Apparently, when Paul McCartney checks into hotels he uses the alias “Paul Ramon.” The Ramones, in a sort of pseudonym frenzy, adopted this cover name as their own, creating a fictitious family of fake McCartneys. Awesome.
7. Steely Dan
Steely Dan takes the cake for having a name that is both literary and highly pornographic. A Steely Dan, as described by William Burroughs in the seminal drug-addled lunatic bible that is Naked Lunch, is an enormous steam-powered dildo.

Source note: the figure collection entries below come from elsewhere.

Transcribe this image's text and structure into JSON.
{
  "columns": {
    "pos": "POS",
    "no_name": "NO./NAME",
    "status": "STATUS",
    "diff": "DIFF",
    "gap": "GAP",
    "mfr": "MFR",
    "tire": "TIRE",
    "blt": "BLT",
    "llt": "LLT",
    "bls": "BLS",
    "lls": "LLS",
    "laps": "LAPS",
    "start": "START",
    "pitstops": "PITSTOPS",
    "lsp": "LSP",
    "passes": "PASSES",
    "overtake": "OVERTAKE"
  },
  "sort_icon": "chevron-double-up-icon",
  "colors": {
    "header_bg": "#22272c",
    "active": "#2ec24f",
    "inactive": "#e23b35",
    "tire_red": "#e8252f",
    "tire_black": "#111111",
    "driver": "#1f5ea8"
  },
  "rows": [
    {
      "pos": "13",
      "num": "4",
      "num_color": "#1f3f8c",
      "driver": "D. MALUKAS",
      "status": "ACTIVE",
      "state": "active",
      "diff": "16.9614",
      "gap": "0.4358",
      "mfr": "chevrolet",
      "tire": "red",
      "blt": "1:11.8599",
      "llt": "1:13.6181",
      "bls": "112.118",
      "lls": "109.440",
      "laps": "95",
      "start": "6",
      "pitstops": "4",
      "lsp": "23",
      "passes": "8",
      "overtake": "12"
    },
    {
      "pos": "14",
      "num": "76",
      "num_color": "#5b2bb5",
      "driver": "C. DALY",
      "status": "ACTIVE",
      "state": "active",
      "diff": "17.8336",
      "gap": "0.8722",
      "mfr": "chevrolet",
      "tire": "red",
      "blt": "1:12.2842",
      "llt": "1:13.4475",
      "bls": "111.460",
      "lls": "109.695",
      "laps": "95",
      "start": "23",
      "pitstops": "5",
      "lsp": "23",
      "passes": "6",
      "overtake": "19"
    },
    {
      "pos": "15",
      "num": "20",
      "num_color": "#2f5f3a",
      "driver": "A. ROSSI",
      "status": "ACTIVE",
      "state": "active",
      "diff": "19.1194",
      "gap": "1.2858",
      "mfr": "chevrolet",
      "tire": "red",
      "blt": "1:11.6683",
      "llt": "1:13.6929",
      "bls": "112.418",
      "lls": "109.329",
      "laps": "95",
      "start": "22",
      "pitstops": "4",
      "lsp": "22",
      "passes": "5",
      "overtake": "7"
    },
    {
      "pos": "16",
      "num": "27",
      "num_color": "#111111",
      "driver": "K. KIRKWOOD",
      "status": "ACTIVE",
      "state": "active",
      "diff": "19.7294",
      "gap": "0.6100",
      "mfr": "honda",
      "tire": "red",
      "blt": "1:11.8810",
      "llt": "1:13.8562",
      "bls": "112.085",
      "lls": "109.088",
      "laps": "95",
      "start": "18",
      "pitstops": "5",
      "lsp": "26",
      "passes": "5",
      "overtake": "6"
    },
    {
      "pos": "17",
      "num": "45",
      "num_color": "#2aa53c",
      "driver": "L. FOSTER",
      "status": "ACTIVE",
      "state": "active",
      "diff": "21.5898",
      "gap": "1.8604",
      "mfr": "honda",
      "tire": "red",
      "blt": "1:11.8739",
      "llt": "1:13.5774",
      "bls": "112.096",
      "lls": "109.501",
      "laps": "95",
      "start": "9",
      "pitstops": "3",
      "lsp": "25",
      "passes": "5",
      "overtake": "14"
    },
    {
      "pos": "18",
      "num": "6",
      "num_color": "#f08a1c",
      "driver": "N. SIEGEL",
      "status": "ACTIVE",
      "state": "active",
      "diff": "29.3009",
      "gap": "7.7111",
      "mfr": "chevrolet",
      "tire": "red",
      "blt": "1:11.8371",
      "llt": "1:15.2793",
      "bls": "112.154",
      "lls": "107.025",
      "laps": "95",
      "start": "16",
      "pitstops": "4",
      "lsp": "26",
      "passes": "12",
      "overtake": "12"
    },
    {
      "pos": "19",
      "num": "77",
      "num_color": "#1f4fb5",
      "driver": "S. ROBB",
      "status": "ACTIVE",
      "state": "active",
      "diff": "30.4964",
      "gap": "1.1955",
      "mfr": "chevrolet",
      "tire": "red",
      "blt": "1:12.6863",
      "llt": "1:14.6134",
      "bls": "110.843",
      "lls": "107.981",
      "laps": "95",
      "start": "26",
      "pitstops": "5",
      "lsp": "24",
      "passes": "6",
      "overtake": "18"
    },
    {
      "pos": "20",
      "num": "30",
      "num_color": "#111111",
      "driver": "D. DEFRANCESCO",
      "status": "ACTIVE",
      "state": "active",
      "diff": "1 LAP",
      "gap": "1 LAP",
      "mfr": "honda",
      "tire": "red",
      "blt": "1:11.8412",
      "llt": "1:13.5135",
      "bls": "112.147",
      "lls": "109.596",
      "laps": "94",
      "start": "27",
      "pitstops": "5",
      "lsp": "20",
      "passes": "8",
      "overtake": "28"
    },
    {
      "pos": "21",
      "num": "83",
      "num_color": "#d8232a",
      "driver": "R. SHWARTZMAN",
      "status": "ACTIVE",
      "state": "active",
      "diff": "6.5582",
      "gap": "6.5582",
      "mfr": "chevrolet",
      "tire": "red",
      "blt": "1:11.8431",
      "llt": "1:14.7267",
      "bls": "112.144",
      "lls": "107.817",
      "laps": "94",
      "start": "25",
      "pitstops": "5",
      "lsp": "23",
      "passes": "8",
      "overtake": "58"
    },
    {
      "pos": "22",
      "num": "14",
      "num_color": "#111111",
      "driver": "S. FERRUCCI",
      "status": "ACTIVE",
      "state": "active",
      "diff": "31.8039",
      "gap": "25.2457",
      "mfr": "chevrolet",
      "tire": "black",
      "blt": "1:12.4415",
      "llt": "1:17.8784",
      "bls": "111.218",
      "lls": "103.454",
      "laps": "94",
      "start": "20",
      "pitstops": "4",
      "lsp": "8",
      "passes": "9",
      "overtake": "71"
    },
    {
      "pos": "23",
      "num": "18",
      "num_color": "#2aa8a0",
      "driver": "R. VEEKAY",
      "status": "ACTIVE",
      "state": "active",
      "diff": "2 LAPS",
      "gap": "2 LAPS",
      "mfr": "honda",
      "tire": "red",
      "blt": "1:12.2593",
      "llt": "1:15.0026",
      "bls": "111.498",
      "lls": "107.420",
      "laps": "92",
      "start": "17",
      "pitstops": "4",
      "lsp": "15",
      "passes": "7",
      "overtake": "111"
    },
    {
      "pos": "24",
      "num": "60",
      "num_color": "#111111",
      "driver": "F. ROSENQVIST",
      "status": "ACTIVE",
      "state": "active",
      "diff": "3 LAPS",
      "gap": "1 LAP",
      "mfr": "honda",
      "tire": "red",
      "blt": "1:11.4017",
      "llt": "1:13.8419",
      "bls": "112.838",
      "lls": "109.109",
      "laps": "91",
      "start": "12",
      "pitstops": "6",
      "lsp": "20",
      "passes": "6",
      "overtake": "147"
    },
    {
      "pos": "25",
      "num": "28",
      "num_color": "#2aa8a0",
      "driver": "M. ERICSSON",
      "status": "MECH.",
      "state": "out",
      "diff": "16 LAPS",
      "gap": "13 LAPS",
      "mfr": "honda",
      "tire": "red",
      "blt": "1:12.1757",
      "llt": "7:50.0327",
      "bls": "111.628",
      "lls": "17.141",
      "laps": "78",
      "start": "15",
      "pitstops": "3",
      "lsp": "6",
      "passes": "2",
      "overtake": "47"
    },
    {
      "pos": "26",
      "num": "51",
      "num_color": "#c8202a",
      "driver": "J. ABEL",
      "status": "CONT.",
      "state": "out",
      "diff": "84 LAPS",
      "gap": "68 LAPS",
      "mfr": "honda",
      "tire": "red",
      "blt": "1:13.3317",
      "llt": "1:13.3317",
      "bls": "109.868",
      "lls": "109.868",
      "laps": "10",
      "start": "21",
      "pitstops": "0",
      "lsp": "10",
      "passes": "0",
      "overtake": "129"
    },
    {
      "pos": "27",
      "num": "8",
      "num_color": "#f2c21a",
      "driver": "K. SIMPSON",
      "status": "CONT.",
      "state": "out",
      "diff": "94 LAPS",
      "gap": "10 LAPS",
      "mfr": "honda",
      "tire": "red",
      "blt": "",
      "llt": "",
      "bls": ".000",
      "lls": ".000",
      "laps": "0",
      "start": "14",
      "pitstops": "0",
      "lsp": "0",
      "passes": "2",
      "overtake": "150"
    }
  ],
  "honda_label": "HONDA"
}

It almost makes us want to give the band another listen.
8. Radiohead
Originally named “On a Friday,” the band was forced to change their name after signing with Parlaphone, who (wisely) thought it wouldn’t move much merch. “Radio Head” comes from a Talking Heads song, which Yorke proclaimed “the least annoying song” from the album True Stories.
9. The Grateful Dead
Accounts vary as to who it was, exactly, who landed on the name “The Grateful Dead,” but all of them go something like this: they were all sitting around doing psychotropic drugs and landed on it in the dictionary, possibly through a board game of some sort. And then they were all like, “far out, man” and someone laughed and passed the spliff. Apt, no?
10. Joy Division
You might think that the name Joy Division is an ill-fitting for such a gloomy band — or maybe slyly ironic. Turns out, it’s just kind of horrifying. Originally called Warsaw, the band renamed themselves to avoid confusion with another similarly-titled band and took the term “Joy Division” from the 1955 book The House of Dolls, which described Nazi-visited brothels in concentration camps. And the name for these sexual slavery quarters? You got it. Joy Divisions. Yow.